Take, for example, Jason Katz, founder and president of Montreal-based Atmosphere Event Communications. Like many other business leaders in the wake of the COVID-19 crisis, Katz—who helms a team of more than 10 internal and external employees, all now working from home—has tweaked his methods to cultivate team unity amid social distancing.
“Since the spread of COVID-19, I felt it has been more important than ever to get our team, colleagues, clients, employees, and competitors aligned and in constant communication," Katz explains. "Everybody is dealing with so much change in such a short amount of time. And some of my homework has been trying to comfort our team and equip ourselves in this new environment—in addition to learning how to better lead us through it and figuring out what my role is now."
In addition to building virtual bridges (think: daily 9 a.m. company-wide online meetings) conducive to open communication between team members, Katz also looked for ways to keep company morale up and creativity levels high with out-of-the-box teambuilding sessions—through computer screens, of course—that could also be applied to customer events. "Beyond Zoom meetings, I felt it was important to both lighten the mood and find new tactics to use for virtual meetings as we find our industry and customers facing major challenges to communicate with their audiences," says Katz.
Enter: Jess Malz, an experiential learning expert and founder of learning design agency INBO, who was sought out by Katz to incorporate virtual teambuilding activities into Atmosphere Event Communications' daily online meetings. First activity on the agenda? Each team member was tasked with drawing a sketch of a co-worker using visual collaboration tool Mural.
"Right now, creating a sense of belonging and connection is really important," explains Malz. "We need to find engaging ways to create that remotely. ... So I thought [Mural] would be fun for a team, especially in a time like this."

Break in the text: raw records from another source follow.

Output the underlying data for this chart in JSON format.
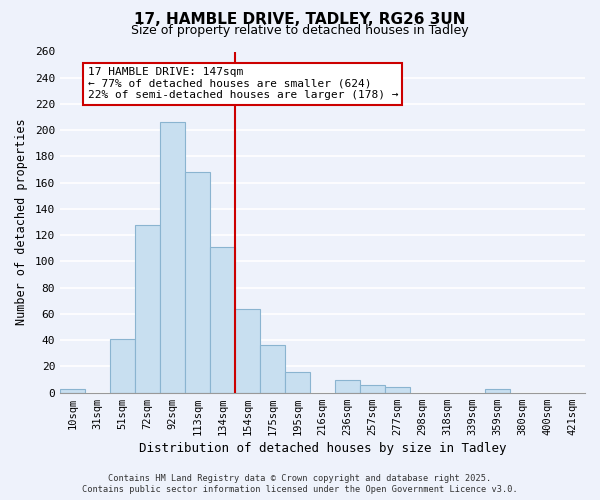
{
  "title": "17, HAMBLE DRIVE, TADLEY, RG26 3UN",
  "subtitle": "Size of property relative to detached houses in Tadley",
  "xlabel": "Distribution of detached houses by size in Tadley",
  "ylabel": "Number of detached properties",
  "bin_labels": [
    "10sqm",
    "31sqm",
    "51sqm",
    "72sqm",
    "92sqm",
    "113sqm",
    "134sqm",
    "154sqm",
    "175sqm",
    "195sqm",
    "216sqm",
    "236sqm",
    "257sqm",
    "277sqm",
    "298sqm",
    "318sqm",
    "339sqm",
    "359sqm",
    "380sqm",
    "400sqm",
    "421sqm"
  ],
  "bar_values": [
    3,
    0,
    41,
    128,
    206,
    168,
    111,
    64,
    36,
    16,
    0,
    10,
    6,
    4,
    0,
    0,
    0,
    3,
    0,
    0,
    0
  ],
  "bar_color": "#c8dff0",
  "bar_edge_color": "#8ab4d0",
  "background_color": "#eef2fb",
  "grid_color": "#ffffff",
  "vline_x_index": 7,
  "vline_color": "#cc0000",
  "annotation_title": "17 HAMBLE DRIVE: 147sqm",
  "annotation_line1": "← 77% of detached houses are smaller (624)",
  "annotation_line2": "22% of semi-detached houses are larger (178) →",
  "annotation_box_color": "white",
  "annotation_box_edge": "#cc0000",
  "ylim": [
    0,
    260
  ],
  "yticks": [
    0,
    20,
    40,
    60,
    80,
    100,
    120,
    140,
    160,
    180,
    200,
    220,
    240,
    260
  ],
  "footer_line1": "Contains HM Land Registry data © Crown copyright and database right 2025.",
  "footer_line2": "Contains public sector information licensed under the Open Government Licence v3.0."
}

Katz adds, "The experience was light and fun and took no longer than 15 minutes; it was a great group energizer. We were all online, joking with each other, laughing, and bringing the camaraderie—everything that you'd see in a teambuilding program. It allowed my team to see the possibilities when you break down the fourth wall, as well as the opportunity to experience what can be done online so that we can get creative on projects and bring that to the events we're bringing into the virtual space right now."

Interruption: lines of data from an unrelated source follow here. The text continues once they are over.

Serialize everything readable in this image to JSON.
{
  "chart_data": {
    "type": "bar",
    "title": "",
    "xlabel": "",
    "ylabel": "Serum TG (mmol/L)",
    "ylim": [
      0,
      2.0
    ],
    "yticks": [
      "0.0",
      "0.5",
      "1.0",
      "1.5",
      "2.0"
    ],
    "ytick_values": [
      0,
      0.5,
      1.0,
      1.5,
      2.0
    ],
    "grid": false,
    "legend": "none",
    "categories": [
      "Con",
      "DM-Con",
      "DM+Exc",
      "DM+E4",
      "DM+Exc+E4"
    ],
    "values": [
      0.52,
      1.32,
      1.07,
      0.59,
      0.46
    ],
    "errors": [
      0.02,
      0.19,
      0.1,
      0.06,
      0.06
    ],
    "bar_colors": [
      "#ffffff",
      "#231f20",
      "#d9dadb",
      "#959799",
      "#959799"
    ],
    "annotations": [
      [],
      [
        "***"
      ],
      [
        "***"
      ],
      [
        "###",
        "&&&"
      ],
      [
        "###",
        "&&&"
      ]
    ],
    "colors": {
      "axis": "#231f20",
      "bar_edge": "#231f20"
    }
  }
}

Taking the virtual stage this week on Katz's companywide online meeting is a magician (yes, you read that correctly). "We're just looking to play in the virtual sandbox with [entertainment] that would normally be used in a physical environment," he says, noting the importance of collaborating with other event-industry specialists and entertainment companies currently looking to bring their work online until governmental restrictions are lifted.
Looking for inspiration for your own virtual team meetings? Keep scrolling to get creative gears turning with three digital ideas from online tools Mural, Hyper Island, and Liberating Structures.
3 Virtual Teambuilding Activities for Small, Medium, and Large Groups
"Virtual warm-ups are a perfect way to get to know colleagues better, strengthen team dynamics, improve communication, and boost creative thinking," says Malz. Here, she shares ideas to spark inspiration for your team's next digital meeting—each of which is offered through INBO.
- 1. Sketch Your Neighbor (2 to 50 people)
"Start off your session in a creative and interactive way by having your team sketch each other," suggests Malz of this Mural tool. "For the majority of people who say they can’t draw, this activity creates a level of vulnerability that positively reinforces group dynamics and builds a more open environment. Tip: Divide into breakout groups of eight."
- Dance, Dance, Dance (50 to 100 people)
"In this short and physically active energizer [from Hyper Island], participants dance playfully in small teams (or in the whole group). Periodically, the music changes and members take turns leading a dance move for everyone to mimic. The aim is to generate fun energy and playfulness in a group, often as a counter-balance to more serious group work. Tip: In Zoom, have the host share computer sound so everyone is listening to the same song."
- Impromptu Networking (100-plus people)
"Liberating Structures offers a selection of exercises for facilitating meetings and conversations. Impromptu Networking is a great warm-up to establish engagement at the beginning of a working session. Do three rounds with a different open question per round. Example: 'What big challenge do you bring to this session? What do you hope to get from and give this team?' Tip: Use Zoom breakout rooms to randomly pair people."